Passion goes nowhere though without conceptual clarity, most especially for a subject like physics. As such, I am a big fan of establishing and reiterating connections, of trying to make students see how new physics ideas fit into the greater tapestry of things. Tragically, this seems lost in most introductory physics texts, which in effect paints the subject as a disjointed set of formulas and demonstrations, rather than the elegant description of the universe that it is. Emphasizing connections entails involving more theoretical baggage than most students initially find tasteful. But they soon realize that physics is better done (and more fun!) when one sees the larger picture. Problem-solving plays a key role in this, as problems are what fresh out physical ideas. Students are incapable of appreciating how one physical idea meshes with the next one unless they truly understand what that concept is in the first place.

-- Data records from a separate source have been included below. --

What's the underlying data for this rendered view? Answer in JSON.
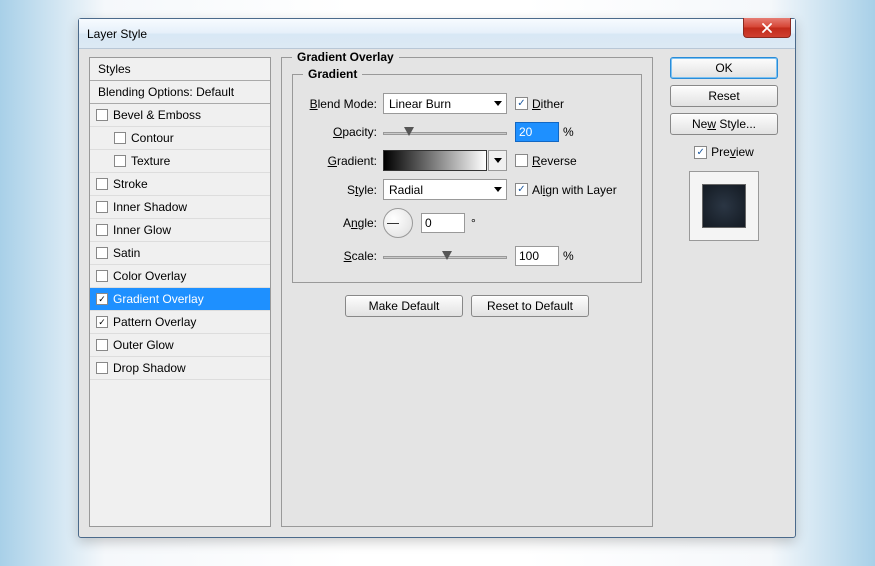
{
  "window": {
    "title": "Layer Style"
  },
  "styles": {
    "header": "Styles",
    "blending": "Blending Options: Default",
    "items": [
      {
        "label": "Bevel & Emboss",
        "checked": false,
        "indent": false
      },
      {
        "label": "Contour",
        "checked": false,
        "indent": true
      },
      {
        "label": "Texture",
        "checked": false,
        "indent": true
      },
      {
        "label": "Stroke",
        "checked": false,
        "indent": false
      },
      {
        "label": "Inner Shadow",
        "checked": false,
        "indent": false
      },
      {
        "label": "Inner Glow",
        "checked": false,
        "indent": false
      },
      {
        "label": "Satin",
        "checked": false,
        "indent": false
      },
      {
        "label": "Color Overlay",
        "checked": false,
        "indent": false
      },
      {
        "label": "Gradient Overlay",
        "checked": true,
        "indent": false,
        "selected": true
      },
      {
        "label": "Pattern Overlay",
        "checked": true,
        "indent": false
      },
      {
        "label": "Outer Glow",
        "checked": false,
        "indent": false
      },
      {
        "label": "Drop Shadow",
        "checked": false,
        "indent": false
      }
    ]
  },
  "main": {
    "section_title": "Gradient Overlay",
    "group_title": "Gradient",
    "labels": {
      "blend_mode": "Blend Mode:",
      "opacity": "Opacity:",
      "gradient": "Gradient:",
      "style": "Style:",
      "angle": "Angle:",
      "scale": "Scale:"
    },
    "blend_mode_value": "Linear Burn",
    "dither": {
      "label": "Dither",
      "checked": true
    },
    "opacity_value": "20",
    "opacity_suffix": "%",
    "reverse": {
      "label": "Reverse",
      "checked": false
    },
    "style_value": "Radial",
    "align": {
      "label": "Align with Layer",
      "checked": true
    },
    "angle_value": "0",
    "angle_suffix": "°",
    "scale_value": "100",
    "scale_suffix": "%",
    "make_default": "Make Default",
    "reset_default": "Reset to Default"
  },
  "side": {
    "ok": "OK",
    "reset": "Reset",
    "new_style": "New Style...",
    "preview": {
      "label": "Preview",
      "checked": true
    }
  }
}
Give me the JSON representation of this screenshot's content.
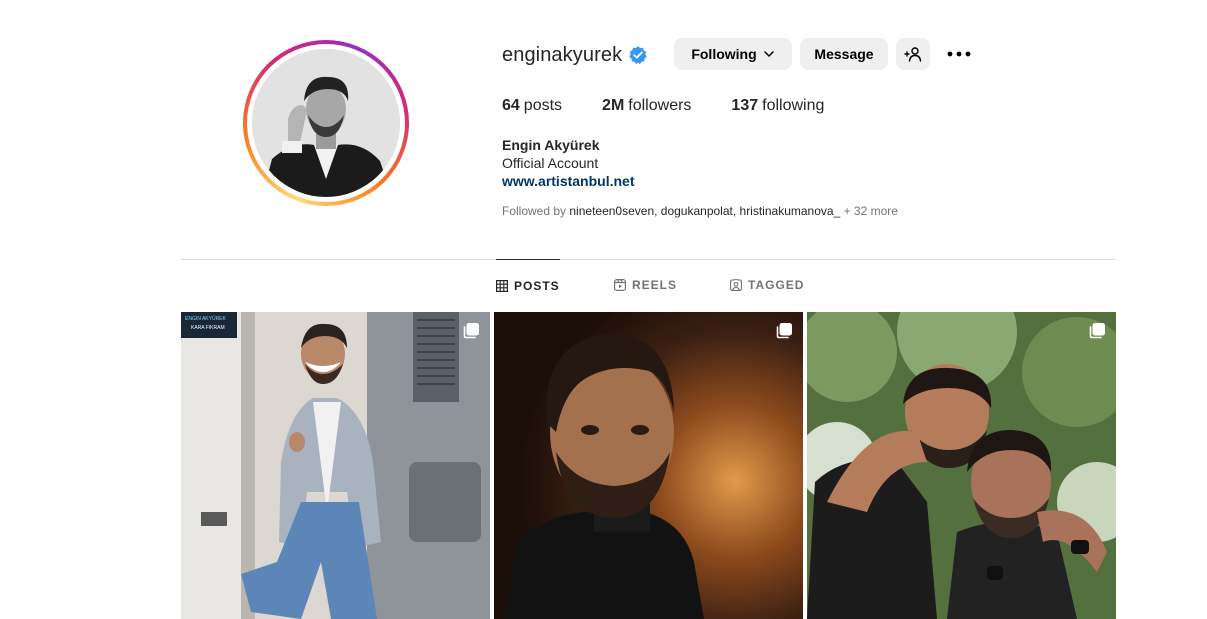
{
  "profile": {
    "username": "enginakyurek",
    "verified": true,
    "buttons": {
      "following_label": "Following",
      "message_label": "Message"
    },
    "stats": {
      "posts_count": "64",
      "posts_label": "posts",
      "followers_count": "2M",
      "followers_label": "followers",
      "following_count": "137",
      "following_label": "following"
    },
    "full_name": "Engin Akyürek",
    "category": "Official Account",
    "website": "www.artistanbul.net",
    "followed_by": {
      "prefix": "Followed by",
      "names": "nineteen0seven, dogukanpolat, hristinakumanova_",
      "more": "+ 32 more"
    }
  },
  "tabs": [
    {
      "label": "POSTS",
      "icon": "grid-icon",
      "active": true
    },
    {
      "label": "REELS",
      "icon": "reels-icon",
      "active": false
    },
    {
      "label": "TAGGED",
      "icon": "tagged-icon",
      "active": false
    }
  ],
  "posts": [
    {
      "type": "carousel",
      "sign_text": [
        "ENGIN AKYÜREK",
        "KARA FIKRAM"
      ]
    },
    {
      "type": "carousel"
    },
    {
      "type": "carousel"
    }
  ],
  "colors": {
    "verified_blue": "#3897f0",
    "link_blue": "#00376b",
    "button_gray": "#efefef",
    "divider": "#dbdbdb"
  }
}
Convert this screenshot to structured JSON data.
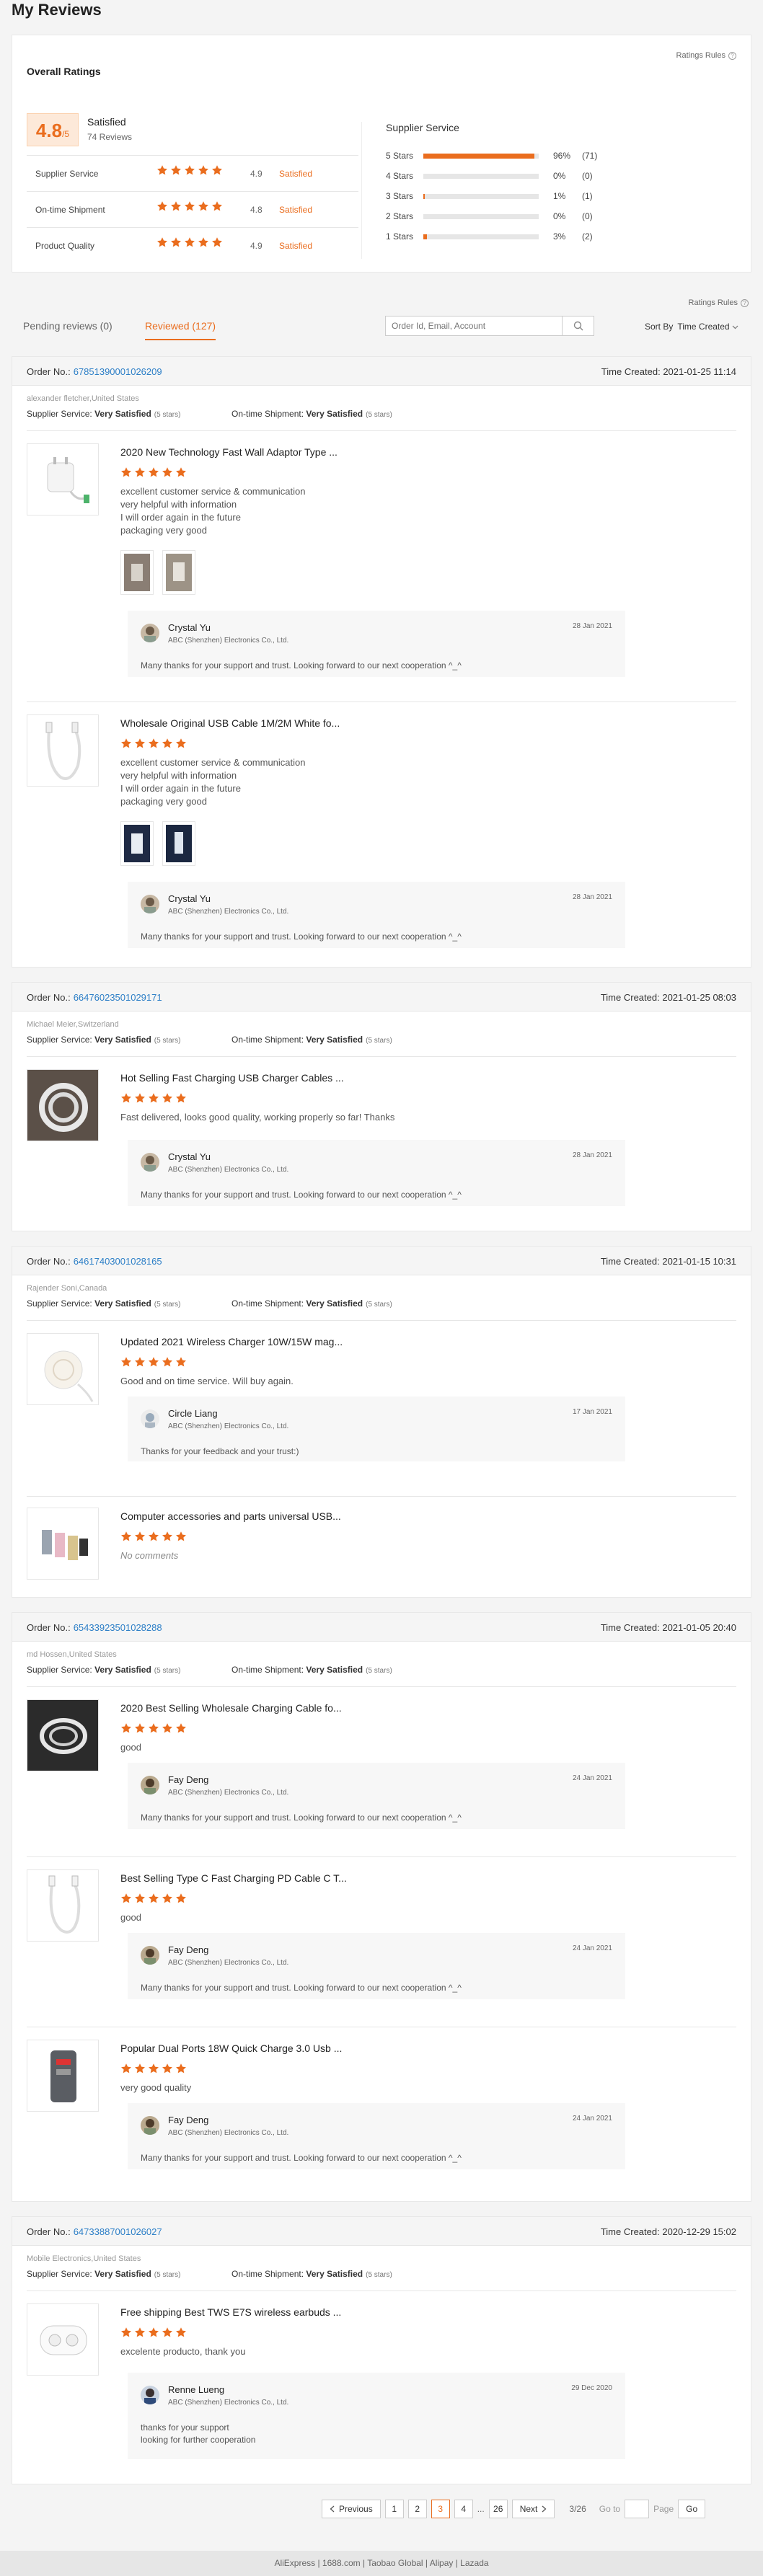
{
  "page": {
    "title": "My Reviews"
  },
  "overall": {
    "rules_link": "Ratings Rules",
    "heading": "Overall Ratings",
    "score": "4.8",
    "score_out_of": "/5",
    "satisfaction": "Satisfied",
    "reviews_count": "74 Reviews",
    "metrics": [
      {
        "label": "Supplier Service",
        "stars": 5,
        "value": "4.9",
        "status": "Satisfied"
      },
      {
        "label": "On-time Shipment",
        "stars": 5,
        "value": "4.8",
        "status": "Satisfied"
      },
      {
        "label": "Product Quality",
        "stars": 5,
        "value": "4.9",
        "status": "Satisfied"
      }
    ],
    "distribution_title": "Supplier Service",
    "distribution": [
      {
        "label": "5 Stars",
        "percent": 96,
        "percent_text": "96%",
        "count": "(71)"
      },
      {
        "label": "4 Stars",
        "percent": 0,
        "percent_text": "0%",
        "count": "(0)"
      },
      {
        "label": "3 Stars",
        "percent": 1,
        "percent_text": "1%",
        "count": "(1)"
      },
      {
        "label": "2 Stars",
        "percent": 0,
        "percent_text": "0%",
        "count": "(0)"
      },
      {
        "label": "1 Stars",
        "percent": 3,
        "percent_text": "3%",
        "count": "(2)"
      }
    ]
  },
  "toolbar": {
    "rules_link": "Ratings Rules",
    "tab_pending": "Pending reviews (0)",
    "tab_reviewed": "Reviewed (127)",
    "search_placeholder": "Order Id, Email, Account",
    "sort_label": "Sort By",
    "sort_value": "Time Created"
  },
  "labels": {
    "order_no": "Order No.:",
    "time_created": "Time Created:",
    "supplier_service": "Supplier Service:",
    "ontime_shipment": "On-time Shipment:",
    "very_satisfied": "Very Satisfied",
    "five_stars": "(5 stars)",
    "supplier_company": "ABC (Shenzhen) Electronics Co., Ltd.",
    "thanks_text": "Many thanks for your support and trust. Looking forward to our next cooperation ^_^"
  },
  "orders": [
    {
      "order_no": "67851390001026209",
      "time": "2021-01-25 11:14",
      "buyer": "alexander fletcher,United States",
      "items": [
        {
          "title": "2020 New Technology Fast Wall Adaptor Type ...",
          "comment": "excellent customer service & communication\nvery helpful with information\nI will order again in the future\npackaging very good",
          "reply_name": "Crystal Yu",
          "reply_date": "28 Jan 2021"
        },
        {
          "title": "Wholesale Original USB Cable 1M/2M White fo...",
          "comment": "excellent customer service & communication\nvery helpful with information\nI will order again in the future\npackaging very good",
          "reply_name": "Crystal Yu",
          "reply_date": "28 Jan 2021"
        }
      ]
    },
    {
      "order_no": "66476023501029171",
      "time": "2021-01-25 08:03",
      "buyer": "Michael Meier,Switzerland",
      "items": [
        {
          "title": "Hot Selling Fast Charging USB Charger Cables ...",
          "comment": "Fast delivered, looks good quality, working properly so far! Thanks",
          "reply_name": "Crystal Yu",
          "reply_date": "28 Jan 2021"
        }
      ]
    },
    {
      "order_no": "64617403001028165",
      "time": "2021-01-15 10:31",
      "buyer": "Rajender Soni,Canada",
      "items": [
        {
          "title": "Updated 2021 Wireless Charger 10W/15W mag...",
          "comment": "Good and on time service. Will buy again.",
          "reply_name": "Circle Liang",
          "reply_date": "17 Jan 2021",
          "reply_text": "Thanks for your feedback and your trust:)"
        },
        {
          "title": "Computer accessories and parts universal USB...",
          "comment": "No comments"
        }
      ]
    },
    {
      "order_no": "65433923501028288",
      "time": "2021-01-05 20:40",
      "buyer": "md Hossen,United States",
      "items": [
        {
          "title": "2020 Best Selling Wholesale Charging Cable fo...",
          "comment": "good",
          "reply_name": "Fay Deng",
          "reply_date": "24 Jan 2021"
        },
        {
          "title": "Best Selling Type C Fast Charging PD Cable C T...",
          "comment": "good",
          "reply_name": "Fay Deng",
          "reply_date": "24 Jan 2021"
        },
        {
          "title": "Popular Dual Ports 18W Quick Charge 3.0 Usb ...",
          "comment": "very good quality",
          "reply_name": "Fay Deng",
          "reply_date": "24 Jan 2021"
        }
      ]
    },
    {
      "order_no": "64733887001026027",
      "time": "2020-12-29 15:02",
      "buyer": "Mobile Electronics,United States",
      "items": [
        {
          "title": "Free shipping Best TWS E7S wireless earbuds ...",
          "comment": "excelente producto, thank you",
          "reply_name": "Renne Lueng",
          "reply_date": "29 Dec 2020",
          "reply_text": "thanks for your support\nlooking for further cooperation"
        }
      ]
    }
  ],
  "pager": {
    "prev": "Previous",
    "p1": "1",
    "p2": "2",
    "p3": "3",
    "p4": "4",
    "ellipsis": "...",
    "last": "26",
    "next": "Next",
    "summary": "3/26",
    "goto": "Go to",
    "page": "Page",
    "go": "Go"
  },
  "footer": "AliExpress | 1688.com | Taobao Global | Alipay | Lazada",
  "colors": {
    "accent": "#ea6d1e",
    "link": "#2d7fc7"
  }
}
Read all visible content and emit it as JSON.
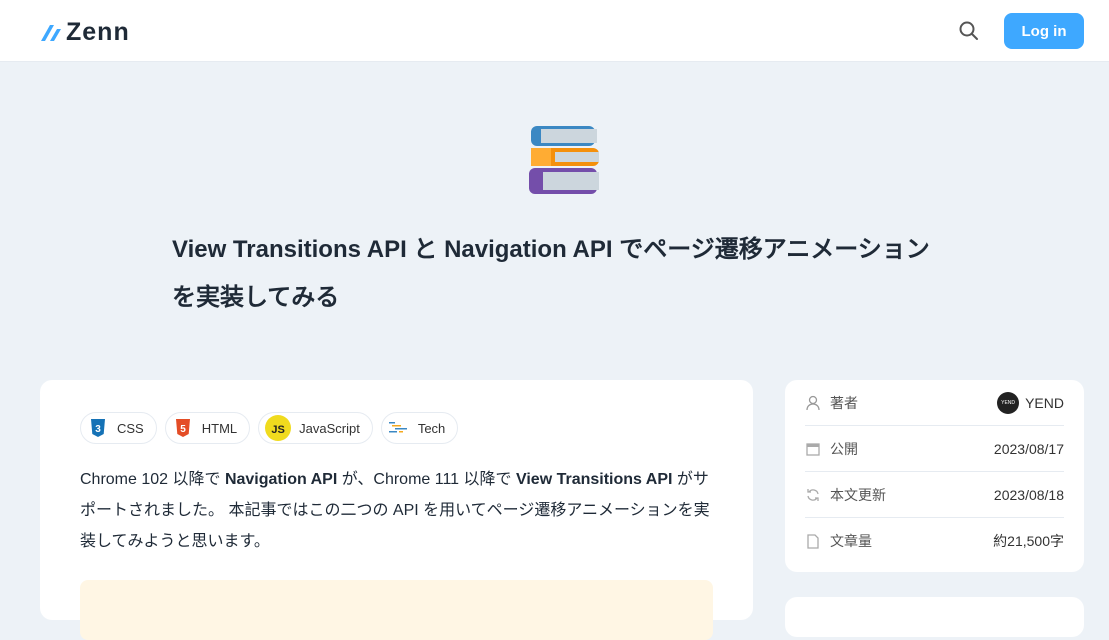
{
  "header": {
    "logo": "Zenn",
    "login_label": "Log in"
  },
  "article": {
    "emoji": "books",
    "title": "View Transitions API と Navigation API でページ遷移アニメーションを実装してみる",
    "tags": [
      {
        "label": "CSS",
        "icon": "css3-icon"
      },
      {
        "label": "HTML",
        "icon": "html5-icon"
      },
      {
        "label": "JavaScript",
        "icon": "javascript-icon"
      },
      {
        "label": "Tech",
        "icon": "tech-icon"
      }
    ],
    "body": {
      "p1": "Chrome 102 以降で ",
      "b1": "Navigation API",
      "p2": " が、Chrome 111 以降で ",
      "b2": "View Transitions API",
      "p3": " がサポートされました。 本記事ではこの二つの API を用いてページ遷移アニメーションを実装してみようと思います。"
    }
  },
  "sidebar": {
    "author_label": "著者",
    "author_name": "YEND",
    "avatar_text": "YEND",
    "published_label": "公開",
    "published": "2023/08/17",
    "updated_label": "本文更新",
    "updated": "2023/08/18",
    "length_label": "文章量",
    "length": "約21,500字"
  },
  "colors": {
    "accent": "#3ea8ff",
    "background": "#edf2f7"
  }
}
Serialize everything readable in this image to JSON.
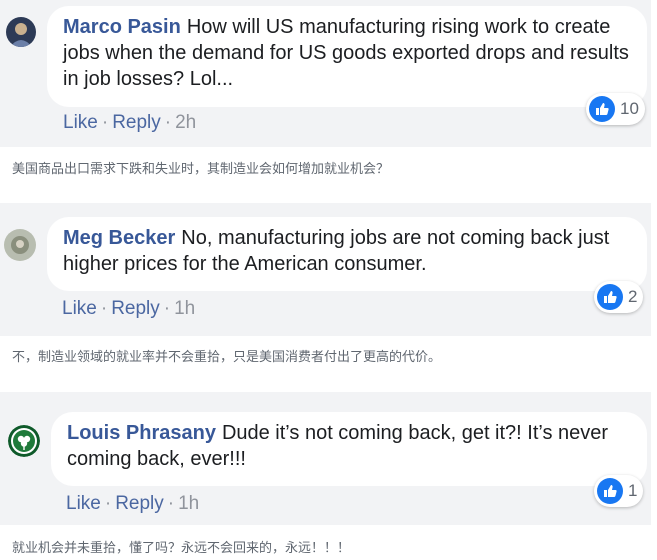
{
  "comments": [
    {
      "author": "Marco Pasin",
      "text": "How will US manufacturing rising work to create jobs when the demand for US goods exported drops and results in job losses? Lol...",
      "like_label": "Like",
      "reply_label": "Reply",
      "time": "2h",
      "reaction_count": "10",
      "translation": "美国商品出口需求下跌和失业时，其制造业会如何增加就业机会？"
    },
    {
      "author": "Meg Becker",
      "text": "No, manufacturing jobs are not coming back just higher prices for the American consumer.",
      "like_label": "Like",
      "reply_label": "Reply",
      "time": "1h",
      "reaction_count": "2",
      "translation": "不，制造业领域的就业率并不会重拾，只是美国消费者付出了更高的代价。"
    },
    {
      "author": "Louis Phrasany",
      "text": "Dude it’s not coming back, get it?! It’s never coming back, ever!!!",
      "like_label": "Like",
      "reply_label": "Reply",
      "time": "1h",
      "reaction_count": "1",
      "translation": "就业机会并未重拾，懂了吗？永远不会回来的，永远！！！"
    }
  ],
  "icons": {
    "reaction": "thumbs-up-icon"
  },
  "colors": {
    "author": "#385898",
    "link": "#4b67a1",
    "like_badge": "#1877f2",
    "panel": "#f2f3f5"
  }
}
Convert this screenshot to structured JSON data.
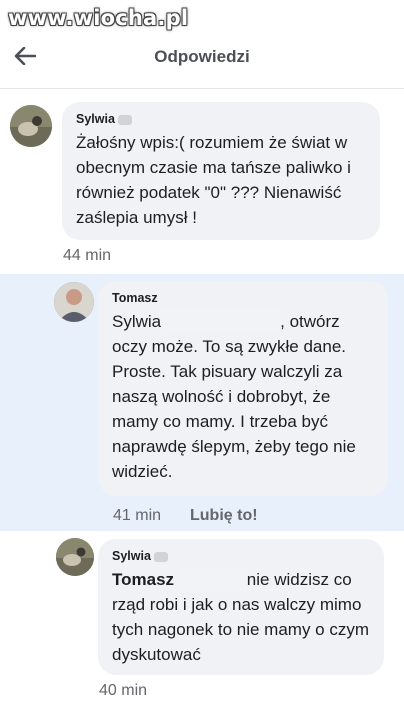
{
  "watermark": "www.wiocha.pl",
  "header": {
    "title": "Odpowiedzi"
  },
  "comments": [
    {
      "author": "Sylwia",
      "text": "Żałośny wpis:( rozumiem że świat w obecnym czasie ma tańsze paliwko  i również podatek \"0\" ??? Nienawiść zaślepia umysł !",
      "time": "44 min"
    },
    {
      "author": "Tomasz",
      "name_mention": "Sylwia",
      "text_after_mention": ", otwórz oczy może. To są zwykłe dane. Proste. Tak pisuary walczyli za naszą wolność i dobrobyt, że mamy co mamy. I trzeba być naprawdę ślepym, żeby tego nie widzieć.",
      "time": "41 min",
      "like_label": "Lubię to!"
    },
    {
      "author": "Sylwia",
      "name_mention": "Tomasz",
      "text_after_mention": "nie widzisz co rząd robi i jak o nas walczy mimo tych nagonek to nie mamy o czym dyskutować",
      "time": "40 min"
    }
  ],
  "colors": {
    "highlight": "#e7f0fb",
    "bubble": "#f0f2f5",
    "meta": "#65676b"
  },
  "icons": {
    "back": "arrow-left-icon"
  }
}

In problem-solving, one must try to be as thorough and coherent as one possibly can, in order to thereby avoid being no better than a glorified solutions manual.

Finally, it is important to aim for active participation, because physics will never be a spectator sport. One needs to solve problems with the students rather than just for them. Through all this, I try never to lose sight of what's important, and not to play with equations just for the sake of doing so. The problems are meant to inform and elucidate our understanding of the physical universe, and to gradually reveal the elegance of its underlying order, which at the end of the day should ultimately captivate the most attentive of students. It is important to impress upon them the sense that physics, while being the basis of many wonderful technologies driving our current way of life, is more importantly humanity's best means for capturing the world and for apprehending its apparent arbitrariness. The result is a view of the universe that is nothing short of breathtaking.

To be able to catch mere glimpses of this is what has kept me going as a student of physics to this day. And that I should play a role in helping others partake in this same experience, nudging them to their own paths of discovery is surely the most gratifying bonus to this job.